Wailin Storms – Rattle
Antena Krzyku , Gilead Media
2020
Jéré Mignon
Wailin Storms – Rattle
Wailin Storms sent le marécage, ses rebords, sa vase, son fond opaque, sa consistance semi-liquide et ses histoires, tout aussi opaques et pas nettes, enfouies. Un lieu métaphorique. Aux téméraires d’y déposer un pied ou d’y plonger une main, dans la mélasse de cette abstraction… Entité… ? Idée… ? Tout d’un prêche vindicatif de pasteur sauf que le pasteur, ben il n’est pas là ce con… Et pourtant, ce qu’on y retrouve dans tout ça, c’est la puissance se lovant avec une certaine fragilité. Les ressentiments humains se confondent avec un destin capricieux. Ici on parle de suicides, meurtres, religion (forcément), la face cachée d’une pièce et le côté gratté, écorné d’une carte postale naïve, trop propre.
Bon, jusque là, je dirai rien de neuf… Est-ce qu’on vit dans un monde de merde ? Forcément que oui… C’était une question piège. Et tellement pour Justin Storms (fondateur du projet) que ce dernier n’a besoin que de mots épars pour rappeler cette merde qui colle aux pompes. Chez Wailin Storms, on n’est pas super bien coiffé, les chaussures ne sont peut-être pas aussi bien cirées que celle d’un poète en représentation mais on y va avec cœur, sueur et rage. Ressenti d’autant plus notable dans l’efficacité des structures empruntant autant au swamp blues le plus moite que dans le débordement noise-rock de frappes musclées et d’accélérations punk ne cherchant pas à se retenir. C’est pour les fragiles et les pécores. Wailin Storms nous fait divaguer tels des pantins dans les cimetières, les enseignes abandonnées, les quartiers à la gentrification pas encore appliquée avec son lot d’histoires tragiques, meurtrières/religieuses, bêtement humaines enterrées dans les lignes opportunistes d’un fait divers et/ou d’une coutume locale. Quand on vient du Texas, ça refoule sec alors on déménage et on extériorise. On ne cherche pas à révolutionner, on crache ses tripes. On retient ses coups, on joue sur l’attente avant de foutre une bonne beigne. Parce que de pralines, Wailin Storms ne manque pas une occasion de nous en infliger. Par ses textes, cette voix légèrement réverbérée, ses coups de butoirs donnant l’impression d’être plongé dans une bagarre d’un pub crasseux. Et puis viens la descente, la bonne vielle murge du lendemain qui laisse un constat amer dans un grognement matinal.

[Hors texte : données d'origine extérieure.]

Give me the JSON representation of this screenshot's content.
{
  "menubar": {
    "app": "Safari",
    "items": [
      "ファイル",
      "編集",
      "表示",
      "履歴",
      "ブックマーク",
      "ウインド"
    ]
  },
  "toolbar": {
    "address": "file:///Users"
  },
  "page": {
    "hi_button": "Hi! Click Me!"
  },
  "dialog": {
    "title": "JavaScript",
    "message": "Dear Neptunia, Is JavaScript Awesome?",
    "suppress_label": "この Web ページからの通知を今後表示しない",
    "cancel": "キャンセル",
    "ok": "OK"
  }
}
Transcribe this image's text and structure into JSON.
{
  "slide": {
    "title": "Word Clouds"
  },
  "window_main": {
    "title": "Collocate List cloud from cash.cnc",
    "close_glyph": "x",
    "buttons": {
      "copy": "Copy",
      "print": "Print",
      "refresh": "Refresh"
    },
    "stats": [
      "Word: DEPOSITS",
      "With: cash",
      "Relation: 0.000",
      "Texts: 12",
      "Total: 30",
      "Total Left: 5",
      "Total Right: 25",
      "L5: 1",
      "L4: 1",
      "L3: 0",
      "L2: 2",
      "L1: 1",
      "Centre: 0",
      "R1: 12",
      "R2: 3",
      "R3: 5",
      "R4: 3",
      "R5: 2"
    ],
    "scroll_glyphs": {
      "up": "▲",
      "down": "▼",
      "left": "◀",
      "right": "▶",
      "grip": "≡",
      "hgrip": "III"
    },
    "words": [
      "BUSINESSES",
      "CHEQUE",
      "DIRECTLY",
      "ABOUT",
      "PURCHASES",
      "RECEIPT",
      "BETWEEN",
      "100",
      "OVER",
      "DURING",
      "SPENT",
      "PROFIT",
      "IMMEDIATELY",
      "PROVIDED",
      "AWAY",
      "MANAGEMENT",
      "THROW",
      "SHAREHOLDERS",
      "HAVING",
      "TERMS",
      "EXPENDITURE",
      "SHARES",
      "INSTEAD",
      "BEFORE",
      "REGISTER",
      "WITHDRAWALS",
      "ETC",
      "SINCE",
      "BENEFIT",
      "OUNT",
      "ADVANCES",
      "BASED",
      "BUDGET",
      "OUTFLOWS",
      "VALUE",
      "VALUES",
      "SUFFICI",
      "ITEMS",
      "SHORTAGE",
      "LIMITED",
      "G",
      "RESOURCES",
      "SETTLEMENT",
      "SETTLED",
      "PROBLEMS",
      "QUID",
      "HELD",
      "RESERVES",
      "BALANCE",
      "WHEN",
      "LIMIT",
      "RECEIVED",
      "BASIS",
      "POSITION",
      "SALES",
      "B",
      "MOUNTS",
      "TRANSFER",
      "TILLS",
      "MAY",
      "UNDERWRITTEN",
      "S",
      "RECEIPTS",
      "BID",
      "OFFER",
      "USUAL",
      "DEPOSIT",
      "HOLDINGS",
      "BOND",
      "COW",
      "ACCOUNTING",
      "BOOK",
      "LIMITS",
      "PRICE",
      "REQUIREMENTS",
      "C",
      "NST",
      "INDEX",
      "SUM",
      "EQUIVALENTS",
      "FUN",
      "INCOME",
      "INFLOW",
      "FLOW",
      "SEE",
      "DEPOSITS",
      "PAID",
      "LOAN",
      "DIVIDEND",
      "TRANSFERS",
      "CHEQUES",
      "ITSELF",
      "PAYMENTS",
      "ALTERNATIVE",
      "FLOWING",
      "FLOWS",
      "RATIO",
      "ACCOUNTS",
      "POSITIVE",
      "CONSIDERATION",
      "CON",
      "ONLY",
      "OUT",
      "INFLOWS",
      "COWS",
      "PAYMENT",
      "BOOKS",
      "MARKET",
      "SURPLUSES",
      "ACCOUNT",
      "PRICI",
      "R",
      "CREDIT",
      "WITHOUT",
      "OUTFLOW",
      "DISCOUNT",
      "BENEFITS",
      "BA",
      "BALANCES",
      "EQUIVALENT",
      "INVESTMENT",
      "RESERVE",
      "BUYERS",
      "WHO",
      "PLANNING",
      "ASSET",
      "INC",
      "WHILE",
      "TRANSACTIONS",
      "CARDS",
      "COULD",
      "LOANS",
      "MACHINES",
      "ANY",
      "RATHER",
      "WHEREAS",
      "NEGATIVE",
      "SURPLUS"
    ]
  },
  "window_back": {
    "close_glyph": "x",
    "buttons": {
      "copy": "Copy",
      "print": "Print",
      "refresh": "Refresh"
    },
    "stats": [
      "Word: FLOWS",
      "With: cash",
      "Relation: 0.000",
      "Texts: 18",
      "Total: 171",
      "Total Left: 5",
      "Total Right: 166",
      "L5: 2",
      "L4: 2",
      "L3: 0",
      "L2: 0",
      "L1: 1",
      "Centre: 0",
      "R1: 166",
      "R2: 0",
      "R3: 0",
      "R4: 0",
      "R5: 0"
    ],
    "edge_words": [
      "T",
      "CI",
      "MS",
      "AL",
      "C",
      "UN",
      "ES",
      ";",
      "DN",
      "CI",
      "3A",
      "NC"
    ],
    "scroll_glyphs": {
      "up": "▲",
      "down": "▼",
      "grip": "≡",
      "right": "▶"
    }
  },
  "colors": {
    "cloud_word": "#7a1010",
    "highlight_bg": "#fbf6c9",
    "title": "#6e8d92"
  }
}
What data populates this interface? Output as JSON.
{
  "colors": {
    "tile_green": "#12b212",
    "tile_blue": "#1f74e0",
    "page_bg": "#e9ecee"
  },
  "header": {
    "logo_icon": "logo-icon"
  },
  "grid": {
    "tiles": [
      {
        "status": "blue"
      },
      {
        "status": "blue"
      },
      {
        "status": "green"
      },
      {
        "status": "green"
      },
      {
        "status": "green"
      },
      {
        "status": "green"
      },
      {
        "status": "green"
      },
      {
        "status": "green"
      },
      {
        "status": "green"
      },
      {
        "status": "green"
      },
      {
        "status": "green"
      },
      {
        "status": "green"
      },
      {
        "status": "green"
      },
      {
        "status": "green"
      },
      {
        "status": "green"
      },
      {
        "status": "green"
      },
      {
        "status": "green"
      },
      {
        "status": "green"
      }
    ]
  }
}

Rattle, c’est une tranche de vie typiquement américaine peut-être, mais une tranche de vie quand même. Celle qui nous fait sentir fort et vulnérable à la fois, celle qui nous rappelle que si on est peut-être des bouseux, on en est pas moins dignes et curieux. Et cela sans fioritures et paillettes, dans une poésie réaliste de guitares qui crachent, aussi rondes que tranchantes, d’une voix séductrice d’un bayou de pouilleux et d’une énergie brute et obstinée.
Un peu plus d’une demi-heure et c’est plié.